In short, Giraldi’s article compared the opinion of a Jew on a matter of national security that affects the United States as well as Israel to “rat poison.” And Ms. Plame, who detests neo-conservatives for allegedly leaking her identity as a CIA operative to the press, sought fit to retweet a link to this hate-filled trope to her followers. When faced with criticism for her action, Ms. Plame at first blamed her critics for overreacting. “First of all, calm down,” she tweeted. She was not necessarily endorsing Giraldi’s article by re-tweeting it, she wrote, before going on to describe the article as “very provocative, but thoughtful.”
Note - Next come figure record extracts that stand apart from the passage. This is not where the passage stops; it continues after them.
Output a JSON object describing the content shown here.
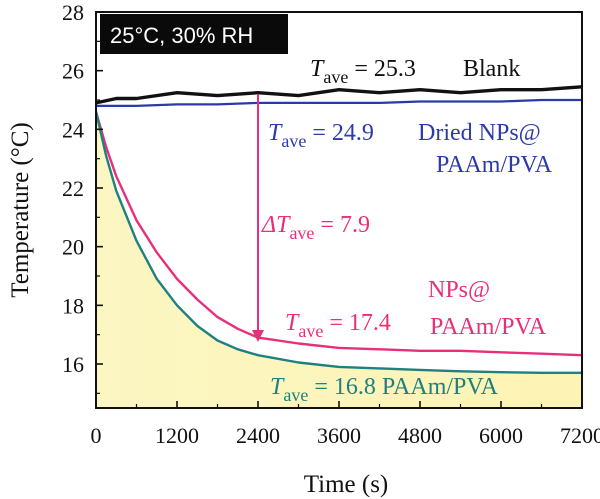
{
  "chart_data": {
    "type": "line",
    "title": "",
    "xlabel": "Time (s)",
    "ylabel": "Temperature (°C)",
    "xlim": [
      0,
      7200
    ],
    "ylim": [
      14.5,
      28
    ],
    "x_ticks": [
      "0",
      "1200",
      "2400",
      "3600",
      "4800",
      "6000",
      "7200"
    ],
    "y_ticks": [
      "16",
      "18",
      "20",
      "22",
      "24",
      "26",
      "28"
    ],
    "grid": false,
    "condition_label": "25°C, 30% RH",
    "series": [
      {
        "name": "Blank",
        "color": "#111111",
        "x": [
          0,
          300,
          600,
          1200,
          1800,
          2400,
          3000,
          3600,
          4200,
          4800,
          5400,
          6000,
          6600,
          7200
        ],
        "y": [
          24.9,
          25.0,
          25.1,
          25.2,
          25.2,
          25.2,
          25.2,
          25.3,
          25.3,
          25.3,
          25.3,
          25.3,
          25.4,
          25.4
        ]
      },
      {
        "name": "Dried NPs@ PAAm/PVA",
        "color": "#2b3aa8",
        "x": [
          0,
          300,
          600,
          1200,
          1800,
          2400,
          3000,
          3600,
          4200,
          4800,
          5400,
          6000,
          6600,
          7200
        ],
        "y": [
          24.8,
          24.8,
          24.8,
          24.85,
          24.85,
          24.9,
          24.9,
          24.9,
          24.9,
          24.95,
          24.95,
          24.95,
          25.0,
          25.0
        ]
      },
      {
        "name": "NPs@ PAAm/PVA",
        "color": "#e8307a",
        "x": [
          0,
          150,
          300,
          600,
          900,
          1200,
          1500,
          1800,
          2100,
          2400,
          3000,
          3600,
          4200,
          4800,
          5400,
          6000,
          6600,
          7200
        ],
        "y": [
          24.6,
          23.4,
          22.4,
          20.9,
          19.8,
          18.9,
          18.2,
          17.6,
          17.2,
          16.9,
          16.7,
          16.55,
          16.5,
          16.45,
          16.45,
          16.4,
          16.35,
          16.3
        ]
      },
      {
        "name": "PAAm/PVA",
        "color": "#1e8080",
        "x": [
          0,
          150,
          300,
          600,
          900,
          1200,
          1500,
          1800,
          2100,
          2400,
          3000,
          3600,
          4200,
          4800,
          5400,
          6000,
          6600,
          7200
        ],
        "y": [
          24.6,
          23.1,
          21.9,
          20.2,
          18.9,
          18.0,
          17.3,
          16.8,
          16.5,
          16.3,
          16.05,
          15.9,
          15.85,
          15.8,
          15.75,
          15.72,
          15.7,
          15.7
        ]
      }
    ],
    "annotations": [
      {
        "kind": "text",
        "base": "T",
        "sub": "ave",
        "rest": " = 25.3",
        "extra": "Blank",
        "color": "#111111"
      },
      {
        "kind": "text",
        "base": "T",
        "sub": "ave",
        "rest": " = 24.9",
        "extra": "Dried NPs@",
        "extra2": "PAAm/PVA",
        "color": "#2b3aa8"
      },
      {
        "kind": "text",
        "base": "ΔT",
        "sub": "ave",
        "rest": " = 7.9",
        "color": "#e8307a"
      },
      {
        "kind": "text",
        "base": "T",
        "sub": "ave",
        "rest": " = 17.4",
        "extra": "NPs@",
        "extra2": "PAAm/PVA",
        "color": "#e8307a"
      },
      {
        "kind": "text",
        "base": "T",
        "sub": "ave",
        "rest": " = 16.8",
        "extra": "PAAm/PVA",
        "color": "#1e8080"
      }
    ],
    "arrow": {
      "x": 2400,
      "y_from": 25.2,
      "y_to": 16.75,
      "color": "#e8307a"
    }
  }
}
“Many neocon hawks ARE Jewish,” Plame declared. She counseled her Twitter followers to “read the entire article and try, just for a moment, to put aside your biases and think clearly.”
When Valerie Plame realized that she was digging a deep hole for herself, she backtracked and shamelessly claimed that she had only “skimmed this piece, zeroed in on the neocon criticism, and shared it without seeing and considering the rest.” Considering the title of the article, “America’s Jews Are Driving America’s Wars,” and the article’s juxtaposition of its references to neo-conservatives and American Jews in an unfavorable light, Plame’s explanation is disingenuous on its face.
Finally, Ms. Plame came out with a fatuous apology for what she called a “doozy” of a mistake. However, far from being a mistake for which she felt sincerely sorry, Ms. Plame’s initial re-tweet of Giraldi’s anti-Semitic article was deliberate and represented her true beliefs. As Alan Dershowitz observed on “Fox and Friends,” “The interesting thing about Twitter, you do it so quickly, it often reflects your real, genuine beliefs. Then you realize what you’ve said and you say, ‘Uh oh. I’m sorry’…”
Ms. Plame has a pattern of re-tweeting Giraldi’s anti-Semitic articles. For example, she re-tweeted and commented favorably on another Giraldi article entitled “Why I Still Dislike Israel.” In that article, written in December 2014, Giraldi claimed there were “good historic reasons to dislike Israel.” Note that he did not limit his “dislike” to specific Israeli government policies. He wrote that he disliked the Jewish state itself, which he called “a racist apartheid style state.” Ms. Plame retweeted this article with the comment, “Well put, Mr. Giraldi.” She also re-tweeted yet another Giraldi article, this one full of conspiracy theories purporting to link Israel to the 9⁄11 terrorist attacks on America’s homeland.
Valerie Plame has plenty of company on the Left when it comes to harboring an anti-Israel bias that calls into question the patriotism of American Jews who support Israel. Leftists deride those whom they refer to as “Israel Firsters,” a slur that originated from far Right anti-Semitic sources and has since been popularized on the Left by such progressive outlets as Media Matters. Not surprisingly, some of these haters on the Left who throw around the term “Israeli Firsters” to impugn the patriotism of Jewish supporters of Israel are themselves anything but patriotic. Repeatedly condemning President Trump’s embrace of the principle of “America First,” they hate America as much as they hate Israel.